Wait, what? Please-to-repeat? Shit, when did I morph into that Slavic cleaning lady from 30 Rock? Hold up there, Swarthy. Prosthetics? Prosthetic what?
Just then, I see a shimmer in the upper left corner of the ambulance as the mobile medical equipment trembles. I hear Swarthy’s voice cut through the veil of sparks and indigo, “Status epilepticus with multiple cranial injuries, dislocated, shattered jaw, both sides, facial fractures…”
And I realize, holy cats, this can’t be good.
So, parts of the novel echo my memoir, but there’s more of the universal WE that fiction enables. And to have George Michael as one’s Gen-X spirit guide is truly the most fun thing to write.
Stay safe, Lovelies, and know that I’m thinking of you.
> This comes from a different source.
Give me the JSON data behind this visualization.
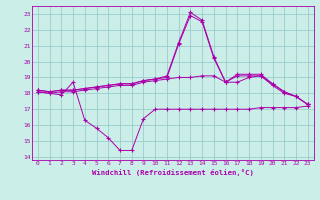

I hear you’re electric… – xoxo, gotham girl
*As an Amazon Associate, gotham girl may earn from qualifying purchases, at no cost to you.
The shitty draft is not so shitty. Your writing is amazing. I, too, like Milo Ventimiglia (but I like how you said it better LOL) and am trying to picture him as swarthy. To me, that word makes me picture someone who's older with some wrinkles? LOL
So much truth and beauty in this, LOVE! I was just writing about "Freedom 90" for an upcoming Womancake essay, can't wait for you to read it. Oh, the detail about the sonorous voice? I'm a sucker for those! I think Philip Seymour Hoffman always had an undeniable sexual presence, even when he was plying the most pathetic losers, because his fucking VOICE was so powerful.